20. Grant withdraws motion to dismiss lawsuit. (Filed: 1/19/2021)

This came shortly after Grant was sued in federal court by PGE on December 9, 2020.

21. Court opinion (Filed: 1/26/2021)

22. Pennsylvania General Energy Company, L.L.C. files motion to intervene in the case. (Filed: 2/17/2021)

23. Court grants Pennsylvania General Energy Company, L.L.C.’s motion to intervene. (2/18/2021)

24. Pennsylvania General Energy Company, L.L.C. brief. (Filed: 3/10/2021)

25. Seneca Resources Company, L.L.C. files motion to intervene in the case. (Filed: 3/24/2021)

26. Pennsylvania General Energy Company, L.L.C. brief. (Filed: 3/25/2021)

27. Grant responds to Pennsylvania General Energy Company, L.L.C. (Filed: 4/15/2021)

28. Grant responds to Seneca Resources Company, L.L.C. (Filed: 4/15/2021)

29. Pennsylvania General Energy Company, L.L.C. responds to Grant. (Filed: 4/22/2021)

30. Seneca Resources Company, L.L.C. defends its motion to intervene. (Filed: 4/22/2021)

31. Pennsylvania General Energy Company, L.L.C. Applies for Summary Relief (File: 11/16/2021)

Pennsylvania General Energy Company’s argument includes exhibits.

32. Grant Township Brief in Opposition to Intervenor Pennsylvania General Energy Company’s Application for Summary Relief (Filed:  12/23/2021)

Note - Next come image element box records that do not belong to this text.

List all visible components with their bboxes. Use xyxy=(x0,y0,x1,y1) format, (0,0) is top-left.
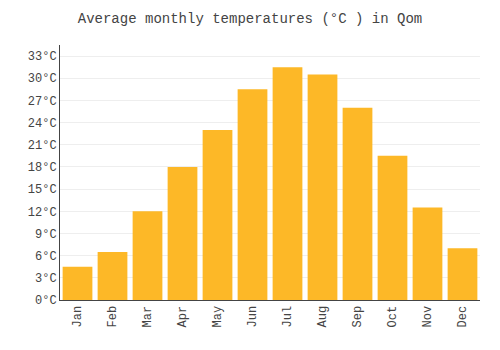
svg-text:Mar: Mar xyxy=(141,306,155,328)
svg-text:Jan: Jan xyxy=(71,306,85,328)
svg-text:0°C: 0°C xyxy=(35,294,57,308)
svg-text:33°C: 33°C xyxy=(28,50,57,64)
svg-text:21°C: 21°C xyxy=(28,139,57,153)
svg-text:9°C: 9°C xyxy=(35,228,57,242)
svg-text:6°C: 6°C xyxy=(35,250,57,264)
svg-text:Dec: Dec xyxy=(456,306,470,328)
svg-text:27°C: 27°C xyxy=(28,95,57,109)
svg-text:12°C: 12°C xyxy=(28,206,57,220)
svg-text:Oct: Oct xyxy=(386,306,400,328)
svg-text:Aug: Aug xyxy=(316,306,330,328)
svg-text:Feb: Feb xyxy=(106,306,120,328)
svg-text:May: May xyxy=(211,306,225,328)
svg-text:30°C: 30°C xyxy=(28,72,57,86)
svg-text:18°C: 18°C xyxy=(28,161,57,175)
svg-text:Nov: Nov xyxy=(421,306,435,328)
svg-text:3°C: 3°C xyxy=(35,272,57,286)
svg-text:Jun: Jun xyxy=(246,306,260,328)
svg-text:Average monthly temperatures (: Average monthly temperatures (°C ) in Qo… xyxy=(78,11,422,27)
svg-text:Apr: Apr xyxy=(176,306,190,328)
svg-text:Jul: Jul xyxy=(281,306,295,328)
svg-text:15°C: 15°C xyxy=(28,183,57,197)
svg-text:24°C: 24°C xyxy=(28,117,57,131)
svg-text:Sep: Sep xyxy=(351,306,365,328)
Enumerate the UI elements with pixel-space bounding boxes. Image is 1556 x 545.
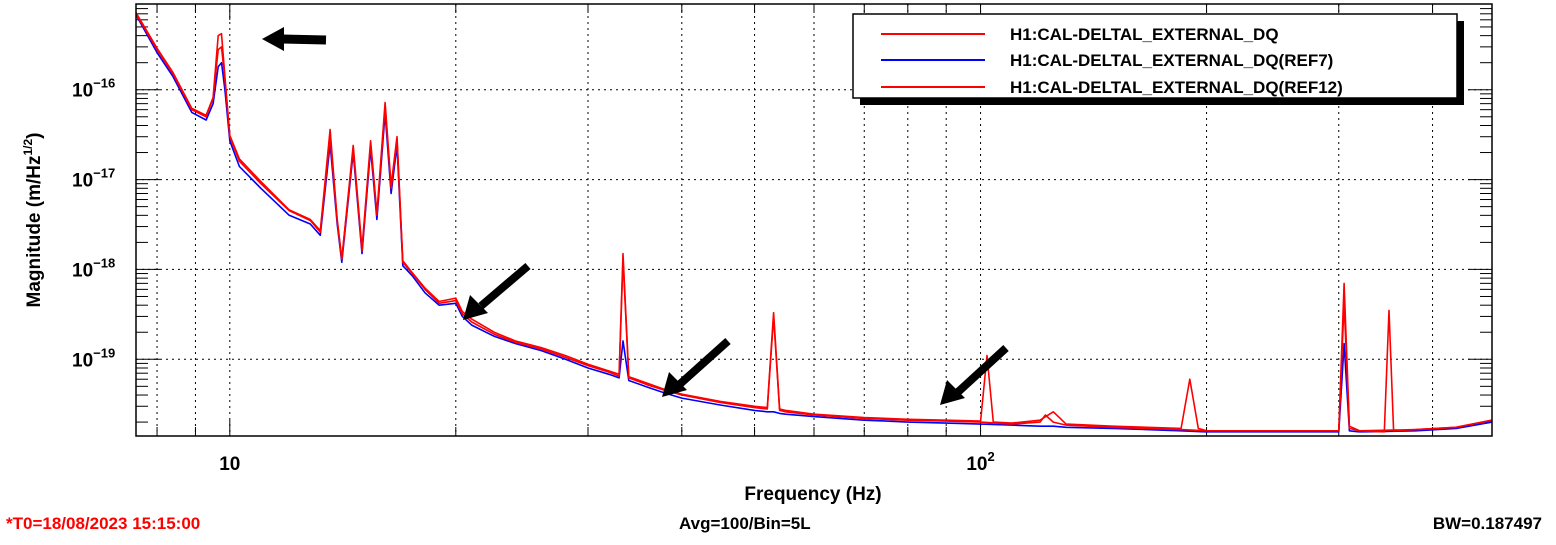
spectrum-plot: 10−16 10−17 10−18 10−19 10 102 Frequency (Hz…	[21, 3, 1493, 505]
t0-timestamp: *T0=18/08/2023 15:15:00	[6, 514, 201, 533]
plot-frame	[135, 3, 1493, 437]
legend-entry-1: H1:CAL-DELTAL_EXTERNAL_DQ(REF7)	[1010, 51, 1333, 70]
legend-box	[852, 13, 1458, 99]
arrow-annotation-2	[463, 262, 531, 320]
series-layer	[136, 13, 1492, 432]
y-axis-label-suffix: )	[24, 132, 45, 138]
axis-ticks	[136, 3, 1492, 436]
y-tick-label: 10−18	[72, 255, 115, 281]
arrow-annotation-4	[940, 345, 1009, 405]
x-axis-label: Frequency (Hz)	[744, 484, 881, 505]
y-tick-label: 10−16	[72, 76, 115, 102]
y-tick-labels: 10−16 10−17 10−18 10−19	[72, 76, 115, 372]
x-tick-label: 102	[966, 449, 994, 475]
arrow-annotation-1	[262, 27, 327, 51]
y-tick-label: 10−17	[72, 166, 115, 192]
x-tick-label: 10	[219, 454, 240, 475]
series-line-2	[136, 13, 1492, 432]
y-tick-label: 10−19	[72, 345, 115, 371]
y-axis-label: Magnitude (m/Hz1/2)	[21, 132, 45, 307]
arrow-annotation-3	[662, 338, 731, 397]
annotation-arrows	[262, 27, 1009, 405]
bandwidth-info: BW=0.187497	[1432, 514, 1542, 533]
x-tick-labels: 10 102	[219, 449, 995, 475]
legend-entry-2: H1:CAL-DELTAL_EXTERNAL_DQ(REF12)	[1010, 78, 1343, 97]
series-line-1	[136, 15, 1492, 432]
legend: H1:CAL-DELTAL_EXTERNAL_DQ H1:CAL-DELTAL_…	[852, 13, 1464, 105]
y-axis-label-exponent: 1/2	[21, 139, 35, 156]
y-axis-label-main: Magnitude (m/Hz	[24, 156, 45, 308]
averaging-info: Avg=100/Bin=5L	[679, 514, 811, 533]
legend-entry-0: H1:CAL-DELTAL_EXTERNAL_DQ	[1010, 25, 1279, 44]
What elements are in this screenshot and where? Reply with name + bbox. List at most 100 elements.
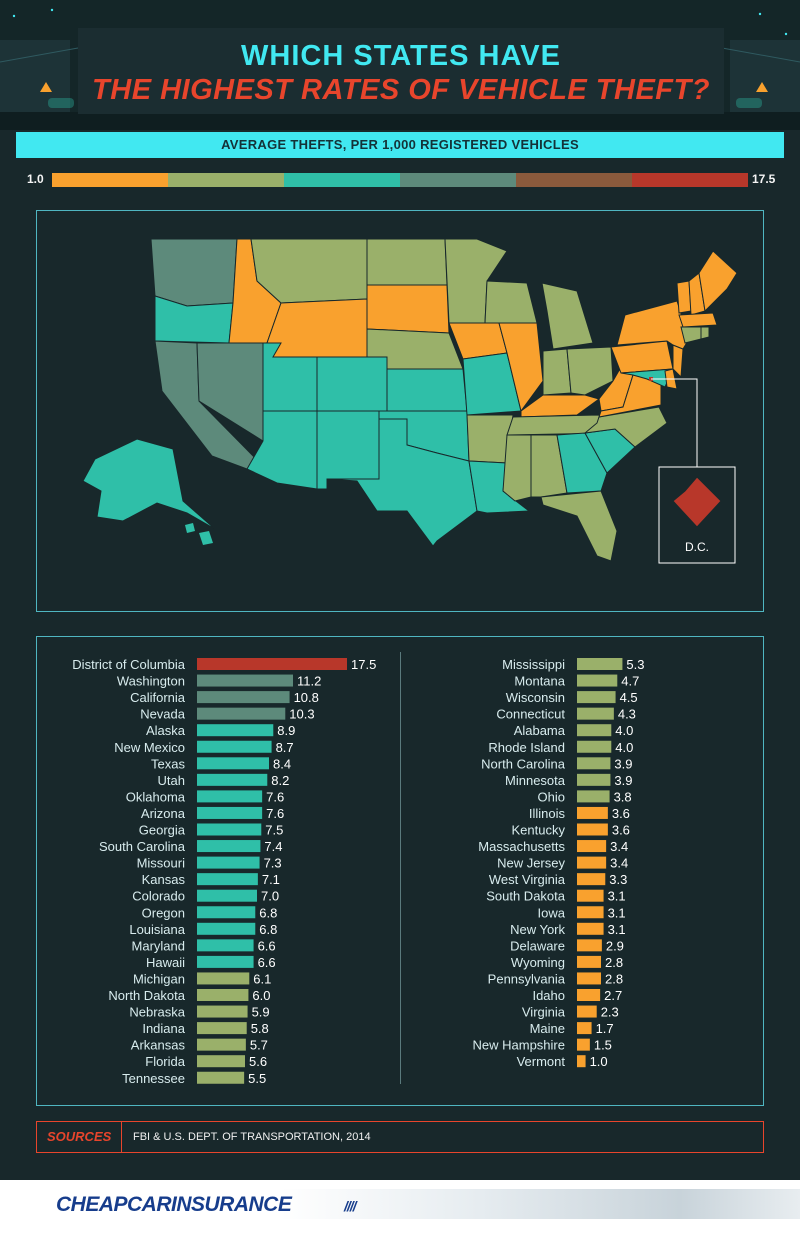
bar-value-label: 3.6 xyxy=(612,823,630,838)
bar-value-label: 11.2 xyxy=(297,674,321,689)
bar-value-label: 6.1 xyxy=(253,971,271,986)
car-icon-right xyxy=(736,98,762,108)
bar-value-label: 6.0 xyxy=(252,988,270,1003)
title-line-1: WHICH STATES HAVE xyxy=(241,40,561,72)
state-district-of-columbia xyxy=(672,476,722,528)
bar-category-label: Iowa xyxy=(538,905,566,920)
bar-category-label: New York xyxy=(510,922,565,937)
bar xyxy=(577,1005,597,1018)
bar-value-label: 4.0 xyxy=(615,723,633,738)
bar-category-label: Kansas xyxy=(142,872,186,887)
footer-stripe xyxy=(0,1189,800,1219)
bar xyxy=(577,773,611,786)
bar xyxy=(577,889,604,902)
warning-sign-icon-left xyxy=(40,82,52,92)
bar xyxy=(577,906,604,919)
bar xyxy=(197,1038,246,1051)
bar-value-label: 1.7 xyxy=(596,1021,614,1036)
bar xyxy=(197,922,256,935)
bar xyxy=(577,1022,592,1035)
bar-value-label: 4.7 xyxy=(621,674,639,689)
bar-category-label: Virginia xyxy=(522,1005,566,1020)
bar-category-label: Idaho xyxy=(532,988,565,1003)
us-choropleth-map: D.C. xyxy=(82,238,738,564)
bar-value-label: 6.6 xyxy=(258,955,276,970)
bar-value-label: 2.9 xyxy=(606,938,624,953)
state-wyoming xyxy=(266,298,368,358)
bar xyxy=(577,1038,590,1051)
bar-category-label: North Carolina xyxy=(481,756,566,771)
bar xyxy=(577,740,612,753)
bar-value-label: 5.3 xyxy=(626,657,644,672)
title-line-2: THE HIGHEST RATES OF VEHICLE THEFT? xyxy=(92,74,710,106)
bar-category-label: Connecticut xyxy=(496,707,565,722)
bar xyxy=(197,939,254,952)
bar-category-label: North Dakota xyxy=(108,988,185,1003)
state-texas xyxy=(326,418,478,547)
bar-category-label: Minnesota xyxy=(505,773,566,788)
state-ohio xyxy=(566,346,614,396)
bar-category-label: South Dakota xyxy=(486,889,566,904)
bar xyxy=(197,873,258,886)
bar-category-label: Michigan xyxy=(133,971,185,986)
bar xyxy=(577,972,601,985)
state-illinois xyxy=(498,322,544,413)
bar-value-label: 3.4 xyxy=(610,839,628,854)
bar-category-label: Wisconsin xyxy=(506,690,565,705)
bar xyxy=(197,740,272,753)
bar-value-label: 6.8 xyxy=(259,905,277,920)
bar-category-label: Maryland xyxy=(132,938,185,953)
bar-value-label: 8.4 xyxy=(273,756,291,771)
bar xyxy=(577,873,606,886)
bar xyxy=(197,840,261,853)
scale-max-label: 17.5 xyxy=(752,172,776,186)
footer: CHEAPCARINSURANCE //// xyxy=(0,1180,800,1250)
state-florida xyxy=(540,490,618,562)
state-washington xyxy=(150,238,238,307)
bar xyxy=(197,724,274,737)
city-skyline-illustration xyxy=(0,8,800,130)
bar-category-label: Wyoming xyxy=(511,955,565,970)
bar-category-label: Delaware xyxy=(510,938,565,953)
bar-category-label: Utah xyxy=(158,773,185,788)
state-rhode-island xyxy=(700,326,710,340)
bar-category-label: Maine xyxy=(530,1021,565,1036)
color-scale xyxy=(52,173,748,187)
sources-separator xyxy=(121,1122,122,1152)
bar xyxy=(197,989,249,1001)
bar-value-label: 4.5 xyxy=(620,690,638,705)
bar-category-label: Colorado xyxy=(132,889,185,904)
bar-category-label: Rhode Island xyxy=(488,740,565,755)
bar-value-label: 7.6 xyxy=(266,806,284,821)
scale-segment-1 xyxy=(52,173,168,187)
bar-value-label: 10.3 xyxy=(289,707,314,722)
sources-text: FBI & U.S. DEPT. OF TRANSPORTATION, 2014 xyxy=(133,1131,371,1143)
bar xyxy=(577,922,604,935)
state-iowa xyxy=(448,322,508,360)
bar xyxy=(197,691,290,704)
bar-value-label: 3.9 xyxy=(614,756,632,771)
bar xyxy=(197,658,347,670)
bar xyxy=(197,1071,245,1084)
bar-category-label: Washington xyxy=(117,674,185,689)
bar-value-label: 6.6 xyxy=(258,938,276,953)
state-connecticut xyxy=(680,326,702,344)
header-banner: WHICH STATES HAVE THE HIGHEST RATES OF V… xyxy=(0,0,800,130)
bar-category-label: West Virginia xyxy=(489,872,566,887)
bar-value-label: 4.0 xyxy=(615,740,633,755)
bar-value-label: 10.8 xyxy=(294,690,319,705)
bar xyxy=(197,773,268,786)
bar xyxy=(197,1022,247,1035)
bar-category-label: New Mexico xyxy=(114,740,185,755)
bar xyxy=(577,790,610,803)
cheap-car-insurance-logo[interactable]: CHEAPCARINSURANCE xyxy=(56,1193,292,1216)
bar xyxy=(197,806,263,819)
bar-category-label: Louisiana xyxy=(129,922,185,937)
bar-value-label: 7.5 xyxy=(265,823,283,838)
state-maine xyxy=(698,250,738,313)
bar-category-label: Nebraska xyxy=(129,1005,185,1020)
bar xyxy=(577,674,618,687)
bar-category-label: Mississippi xyxy=(502,657,565,672)
bar-category-label: Georgia xyxy=(139,823,186,838)
bar xyxy=(197,757,269,770)
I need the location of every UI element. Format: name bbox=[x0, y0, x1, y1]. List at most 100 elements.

Grant Township’s argument includes exhibits.

Footnotes:

  1. The Pennsylvania Supreme Court has stated: “a constitutionally permissible adoption of a municipal charter is not one whit less in dignity than a statute of the legislature granting a charter.” In re Addison, 122 A.2d 272, 276 (Pa. 1956), appeal dismissed, 352 U.S. 956 (1957). Home rule incorporates and reinforces local municipalities’ traditional police powers. Pa. Rest. & Lodging Ass’n v. City of Pittsburgh, 211 A.3d 810, 817 (Pa. 2019). The Court has described “the police power” as that which “promote[s] the health, safety and general welfare of the people.” Balent v. City of Wilkes-Barre, 542 Pa. 555, 669 A.2d 309, 314 (1995) A Commonwealth agency’s challenge to a municipality’s exercise of authority over it does not represent “a contest between superior and inferior governmental entities, but instead a contest between two instrumentalities of the state.” See Department of General Services v. Ogontz Area Neighbors Ass’n,  483 A.2d 488 (Pa. 1984); County of  Venango v.  Borough of  Sugarcreek,  626 A.2d 489, 490 (Pa. 1993); Hazleton Area Sch. Dist. v. Zoning Hearing Bd.,  778 A.2d 1205, 1210 (Pa. 2001). A home rule municipality’s exercise of authority should not be lightly intruded upon, and ambiguities about the scope of the municipality’s authority should be resolved in the municipality’s favor. See Nutter v. Dougherty, 938 A.2d 401, 411, 414 (Pa. 2007; Pa. Const., Art. IX, § 2 (“A municipality which has a home rule charter may exercise any power or perform any function not denied by this Constitution, by its home rule charter or by the General Assembly at any time.”); 53 Pa.C.S.A. § 2961 (“A municipality which has adopted a home rule charter may exercise any powers and perform any function not denied by the Constitution of Pennsylvania, by statute or by its home rule charter. All grants of municipal power to municipalities governed by a home rule charter under this subchapter, whether in the form of specific enumeration or general terms, shall be liberally construed in favor of the municipality.”).
  2. Robinson Twp, Wash. Co. v. Com., 623 Pa. 564, 683-85, 83 A.3d 901, 974-75 (2013) (citing 58 Pa.C.S. § 3202).